Истинная жизнь Севастьяна Найта (перевод Г. Барабтарло)
Шестнадцатая глава

Вместо предисловия
Предисловие переводчика
Глава: 1 2 3 4 5 6 7 8 9 10 11 12
13 14 15 16 17 18 19 20
Тайна Найта

Шестнадцатая глава

По первому впечатлению мне показалось, что я достиг своей цели, – по крайней мере теперь я знал, кто была любовница Севастьяна; но скоро я несколько поостыл. Возможно ли, чтобы ею и вправду оказалась первая жена этого пустоплюя, думал я, едучи в таксомоторе к следующему адресу. Стоило ли пускаться по этому слишком уж правдоподобному следу? Что-то уж очень тривиален был образ, нарисованный Пал Палычем. Капризная соблазнительница, от которой гибнут безрассудные мужчины. Но разве Севастьян был безрассуден? Мне вспоминалось его резкое неприятие как явного зла, так и очевидного добра, трафаретных удовольствий и банальных невзгод. Такого рода женщина моментально вызвала бы в нем раздражение. Да и о чем бы она с ним говорила, даже если б ей и удалось познакомиться с тихим, несообщительным, рассеянным англичанином в отеле "Бомонт"? Услыхав ее суждения один только раз, он уж конечно стал бы избегать ее. Он, помнится, говорил, что у бойких бабенок бывает вялый ум и что нет ничего докучливей хорошенькой женщины, которая ищет развлечений; хуже того, он говорил, что как бы она ни была собою хороша, но когда видишь на ней кремовый слой пошлости, то уж непременно найдешь и в ее красоте какой-нибудь маленький порок, соответствующий привычкам ума. Он может и не прочь был откусить от яблока греха, ибо был равнодушен к самому понятию греха – исключая погрешностей против грамматики; но он терпеть не мог яблочного желе, консервированного и запатентованного. Он простил бы женщине шаловливую игривость, но не вынес бы напускной таинственности. Он мог бы снисходительно отнестись к девке, хлещущей пиво, но с пристрастием к гашишу была бы ему несносна. Чем больше я думал об этом, тем невероятнее все это представлялось… Но во всяком случае мне незачем было ломать себе голову над этой задачей, пока две остальные были еще неисследованы.
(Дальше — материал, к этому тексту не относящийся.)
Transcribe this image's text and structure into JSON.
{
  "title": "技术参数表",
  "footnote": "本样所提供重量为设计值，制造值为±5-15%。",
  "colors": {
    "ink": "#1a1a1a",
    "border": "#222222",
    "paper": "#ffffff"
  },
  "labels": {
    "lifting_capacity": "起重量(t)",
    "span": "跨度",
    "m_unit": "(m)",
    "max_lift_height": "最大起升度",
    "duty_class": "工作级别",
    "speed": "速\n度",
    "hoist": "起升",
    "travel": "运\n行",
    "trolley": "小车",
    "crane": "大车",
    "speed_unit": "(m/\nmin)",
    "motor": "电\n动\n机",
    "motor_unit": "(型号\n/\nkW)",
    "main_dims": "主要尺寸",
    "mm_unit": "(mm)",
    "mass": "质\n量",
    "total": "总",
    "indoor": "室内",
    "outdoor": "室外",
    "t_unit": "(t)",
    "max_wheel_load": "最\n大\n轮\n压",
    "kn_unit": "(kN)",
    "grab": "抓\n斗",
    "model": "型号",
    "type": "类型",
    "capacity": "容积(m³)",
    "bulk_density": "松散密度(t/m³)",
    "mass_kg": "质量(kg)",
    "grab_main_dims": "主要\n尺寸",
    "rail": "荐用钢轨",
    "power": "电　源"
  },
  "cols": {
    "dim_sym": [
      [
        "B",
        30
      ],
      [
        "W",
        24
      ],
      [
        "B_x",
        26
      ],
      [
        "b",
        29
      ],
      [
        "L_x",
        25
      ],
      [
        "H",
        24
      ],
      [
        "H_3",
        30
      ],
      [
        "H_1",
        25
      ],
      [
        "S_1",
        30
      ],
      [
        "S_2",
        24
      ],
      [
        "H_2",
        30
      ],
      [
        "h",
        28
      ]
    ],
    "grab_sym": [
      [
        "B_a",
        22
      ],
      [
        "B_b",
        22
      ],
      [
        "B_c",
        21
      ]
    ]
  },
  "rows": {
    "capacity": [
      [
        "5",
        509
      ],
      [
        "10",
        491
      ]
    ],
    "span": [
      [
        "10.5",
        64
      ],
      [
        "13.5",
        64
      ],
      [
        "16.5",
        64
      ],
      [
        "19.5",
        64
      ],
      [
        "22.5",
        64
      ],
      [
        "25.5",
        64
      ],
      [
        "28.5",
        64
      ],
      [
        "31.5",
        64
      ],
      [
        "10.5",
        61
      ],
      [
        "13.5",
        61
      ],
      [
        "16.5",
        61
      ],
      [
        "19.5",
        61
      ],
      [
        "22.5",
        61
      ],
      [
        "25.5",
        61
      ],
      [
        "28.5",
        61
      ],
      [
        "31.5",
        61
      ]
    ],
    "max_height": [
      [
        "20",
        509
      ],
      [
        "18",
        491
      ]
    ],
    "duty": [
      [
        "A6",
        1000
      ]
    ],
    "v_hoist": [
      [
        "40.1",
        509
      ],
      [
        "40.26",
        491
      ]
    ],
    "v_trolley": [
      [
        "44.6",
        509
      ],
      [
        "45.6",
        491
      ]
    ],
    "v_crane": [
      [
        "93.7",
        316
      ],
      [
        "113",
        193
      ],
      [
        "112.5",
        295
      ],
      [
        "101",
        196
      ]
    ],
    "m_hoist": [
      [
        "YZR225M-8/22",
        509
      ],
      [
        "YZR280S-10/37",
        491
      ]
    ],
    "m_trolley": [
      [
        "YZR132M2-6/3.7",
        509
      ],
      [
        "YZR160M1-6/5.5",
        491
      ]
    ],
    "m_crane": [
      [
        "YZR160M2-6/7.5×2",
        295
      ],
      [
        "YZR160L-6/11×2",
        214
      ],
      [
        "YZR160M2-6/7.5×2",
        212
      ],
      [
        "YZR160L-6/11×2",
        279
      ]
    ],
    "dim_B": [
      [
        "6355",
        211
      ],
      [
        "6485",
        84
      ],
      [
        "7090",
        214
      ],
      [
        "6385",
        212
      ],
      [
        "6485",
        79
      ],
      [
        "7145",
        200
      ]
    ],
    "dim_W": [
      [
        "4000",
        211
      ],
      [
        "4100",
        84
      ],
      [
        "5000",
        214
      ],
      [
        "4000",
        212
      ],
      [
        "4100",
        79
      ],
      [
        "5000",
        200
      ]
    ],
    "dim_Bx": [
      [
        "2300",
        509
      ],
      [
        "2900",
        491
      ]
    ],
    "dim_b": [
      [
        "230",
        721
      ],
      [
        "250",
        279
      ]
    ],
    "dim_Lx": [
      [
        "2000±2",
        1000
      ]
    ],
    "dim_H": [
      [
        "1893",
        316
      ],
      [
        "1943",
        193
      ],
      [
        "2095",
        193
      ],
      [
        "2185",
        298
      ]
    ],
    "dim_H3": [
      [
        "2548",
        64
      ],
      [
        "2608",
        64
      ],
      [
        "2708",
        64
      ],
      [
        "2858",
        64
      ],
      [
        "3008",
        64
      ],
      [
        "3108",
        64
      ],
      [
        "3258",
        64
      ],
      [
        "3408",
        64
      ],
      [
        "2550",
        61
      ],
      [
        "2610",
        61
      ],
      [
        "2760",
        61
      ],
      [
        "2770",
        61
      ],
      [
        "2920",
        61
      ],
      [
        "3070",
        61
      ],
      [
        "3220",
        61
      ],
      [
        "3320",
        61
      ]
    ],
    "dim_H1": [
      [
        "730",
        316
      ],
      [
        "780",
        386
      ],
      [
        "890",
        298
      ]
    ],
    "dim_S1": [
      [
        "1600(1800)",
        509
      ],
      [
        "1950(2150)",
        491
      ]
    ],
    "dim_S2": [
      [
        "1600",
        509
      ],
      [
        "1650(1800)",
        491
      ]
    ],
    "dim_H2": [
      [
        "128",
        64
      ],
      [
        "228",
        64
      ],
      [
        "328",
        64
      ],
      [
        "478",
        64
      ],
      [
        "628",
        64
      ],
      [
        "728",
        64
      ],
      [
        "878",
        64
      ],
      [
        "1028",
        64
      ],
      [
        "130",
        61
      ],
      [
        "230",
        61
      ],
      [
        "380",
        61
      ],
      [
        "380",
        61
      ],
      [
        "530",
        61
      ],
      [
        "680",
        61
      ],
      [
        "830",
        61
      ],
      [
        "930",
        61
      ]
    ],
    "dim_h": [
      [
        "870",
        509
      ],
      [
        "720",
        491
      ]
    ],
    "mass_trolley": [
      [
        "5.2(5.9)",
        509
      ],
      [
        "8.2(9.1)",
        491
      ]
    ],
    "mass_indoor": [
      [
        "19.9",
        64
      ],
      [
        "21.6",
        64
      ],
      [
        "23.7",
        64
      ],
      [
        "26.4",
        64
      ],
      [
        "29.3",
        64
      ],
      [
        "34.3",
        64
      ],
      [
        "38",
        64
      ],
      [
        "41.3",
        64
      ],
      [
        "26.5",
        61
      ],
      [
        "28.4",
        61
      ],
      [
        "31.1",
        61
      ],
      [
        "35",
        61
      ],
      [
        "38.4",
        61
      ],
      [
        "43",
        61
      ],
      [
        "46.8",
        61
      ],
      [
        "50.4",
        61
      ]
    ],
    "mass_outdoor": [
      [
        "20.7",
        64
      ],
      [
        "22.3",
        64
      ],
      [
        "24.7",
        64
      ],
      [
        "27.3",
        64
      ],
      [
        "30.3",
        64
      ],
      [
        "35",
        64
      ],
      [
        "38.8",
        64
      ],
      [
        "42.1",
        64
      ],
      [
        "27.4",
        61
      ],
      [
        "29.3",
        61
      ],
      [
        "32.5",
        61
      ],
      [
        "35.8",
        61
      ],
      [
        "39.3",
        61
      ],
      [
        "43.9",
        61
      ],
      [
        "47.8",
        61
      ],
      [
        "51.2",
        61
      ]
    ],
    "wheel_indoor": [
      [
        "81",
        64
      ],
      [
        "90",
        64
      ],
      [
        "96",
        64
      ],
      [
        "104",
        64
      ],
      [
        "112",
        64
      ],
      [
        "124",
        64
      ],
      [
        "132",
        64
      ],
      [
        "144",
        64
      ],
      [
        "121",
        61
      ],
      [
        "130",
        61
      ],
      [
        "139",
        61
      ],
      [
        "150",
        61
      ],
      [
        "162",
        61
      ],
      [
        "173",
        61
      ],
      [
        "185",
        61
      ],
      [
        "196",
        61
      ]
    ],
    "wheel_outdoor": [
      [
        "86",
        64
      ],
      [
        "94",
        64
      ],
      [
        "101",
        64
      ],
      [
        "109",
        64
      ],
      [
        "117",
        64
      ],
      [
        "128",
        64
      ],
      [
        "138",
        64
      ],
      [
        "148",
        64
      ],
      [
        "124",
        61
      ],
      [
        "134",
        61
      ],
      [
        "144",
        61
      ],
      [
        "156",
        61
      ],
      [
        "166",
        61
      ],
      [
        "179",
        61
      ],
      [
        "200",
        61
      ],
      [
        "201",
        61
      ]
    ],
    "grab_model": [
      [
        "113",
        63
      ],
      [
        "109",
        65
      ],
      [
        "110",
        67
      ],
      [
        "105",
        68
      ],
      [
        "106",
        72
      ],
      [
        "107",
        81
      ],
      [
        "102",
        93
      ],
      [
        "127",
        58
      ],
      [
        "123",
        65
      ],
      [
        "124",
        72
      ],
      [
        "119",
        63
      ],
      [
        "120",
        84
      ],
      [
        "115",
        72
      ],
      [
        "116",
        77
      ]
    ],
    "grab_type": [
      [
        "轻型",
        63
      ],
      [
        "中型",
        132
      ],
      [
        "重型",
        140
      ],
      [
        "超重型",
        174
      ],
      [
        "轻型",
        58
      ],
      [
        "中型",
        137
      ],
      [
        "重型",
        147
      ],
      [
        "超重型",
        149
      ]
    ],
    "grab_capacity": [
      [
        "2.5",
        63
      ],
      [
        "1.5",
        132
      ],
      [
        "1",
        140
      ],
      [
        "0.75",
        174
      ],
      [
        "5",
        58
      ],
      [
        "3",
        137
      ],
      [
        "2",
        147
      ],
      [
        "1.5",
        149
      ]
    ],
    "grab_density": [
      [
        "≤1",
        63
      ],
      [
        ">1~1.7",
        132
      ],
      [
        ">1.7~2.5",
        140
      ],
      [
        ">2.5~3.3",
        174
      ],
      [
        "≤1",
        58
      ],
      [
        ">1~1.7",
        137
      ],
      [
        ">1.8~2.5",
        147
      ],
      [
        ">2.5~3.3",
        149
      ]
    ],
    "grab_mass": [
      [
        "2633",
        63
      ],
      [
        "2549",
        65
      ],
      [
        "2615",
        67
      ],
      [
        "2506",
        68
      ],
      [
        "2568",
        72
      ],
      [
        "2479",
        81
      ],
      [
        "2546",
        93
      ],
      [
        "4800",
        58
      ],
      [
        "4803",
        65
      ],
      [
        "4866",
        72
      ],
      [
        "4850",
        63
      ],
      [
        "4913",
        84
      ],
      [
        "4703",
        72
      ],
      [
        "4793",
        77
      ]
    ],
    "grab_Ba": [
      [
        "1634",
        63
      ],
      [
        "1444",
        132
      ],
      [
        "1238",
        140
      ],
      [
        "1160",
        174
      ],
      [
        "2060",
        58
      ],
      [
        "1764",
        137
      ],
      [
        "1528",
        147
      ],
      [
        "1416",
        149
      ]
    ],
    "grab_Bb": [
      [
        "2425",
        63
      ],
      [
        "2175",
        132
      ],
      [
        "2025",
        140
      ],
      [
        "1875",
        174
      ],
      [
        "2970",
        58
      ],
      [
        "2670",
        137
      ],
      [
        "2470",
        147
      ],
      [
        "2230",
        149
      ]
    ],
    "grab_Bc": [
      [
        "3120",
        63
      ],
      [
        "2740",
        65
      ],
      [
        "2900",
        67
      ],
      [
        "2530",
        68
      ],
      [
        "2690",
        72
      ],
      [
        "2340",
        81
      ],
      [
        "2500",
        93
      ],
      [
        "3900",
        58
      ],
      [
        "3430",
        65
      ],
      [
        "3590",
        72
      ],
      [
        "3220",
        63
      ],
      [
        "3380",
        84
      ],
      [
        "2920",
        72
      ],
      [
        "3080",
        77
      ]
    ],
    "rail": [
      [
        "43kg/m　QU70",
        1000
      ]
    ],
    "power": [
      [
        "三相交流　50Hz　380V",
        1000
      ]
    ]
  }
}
И вот я с нетерпением ступил на порог весьма элегантного особняка (в весьма фешенебельной части города), возле которого остановился мой таксомотор. Горничная сказала, что хозяйки нет дома, но, видя мое огорчение, попросила меня минуту подождать и потом возвратилась, предложив, если мне будет угодно, поговорить с мадам Лесерф, приятельницей мадам фон Граун. Она оказалась маленькой, щуплой, бледнолицей молодой женщиной с гладко зачесанными черными волосами. Мне подумалось, что никогда я не видывал столь матово-бледной кожи; на ней было черное платье с высоким воротником, в руке у нее был длинный черный мундштук.

– Так вы желаете видеть мою подругу? – сказала она, и была, подумал я, прелестная старосветская обходительность в ее кристально чистом французском.

Я представился.

– Да, – сказала она, – я видела вашу карточку. Вы русский, не правда ли?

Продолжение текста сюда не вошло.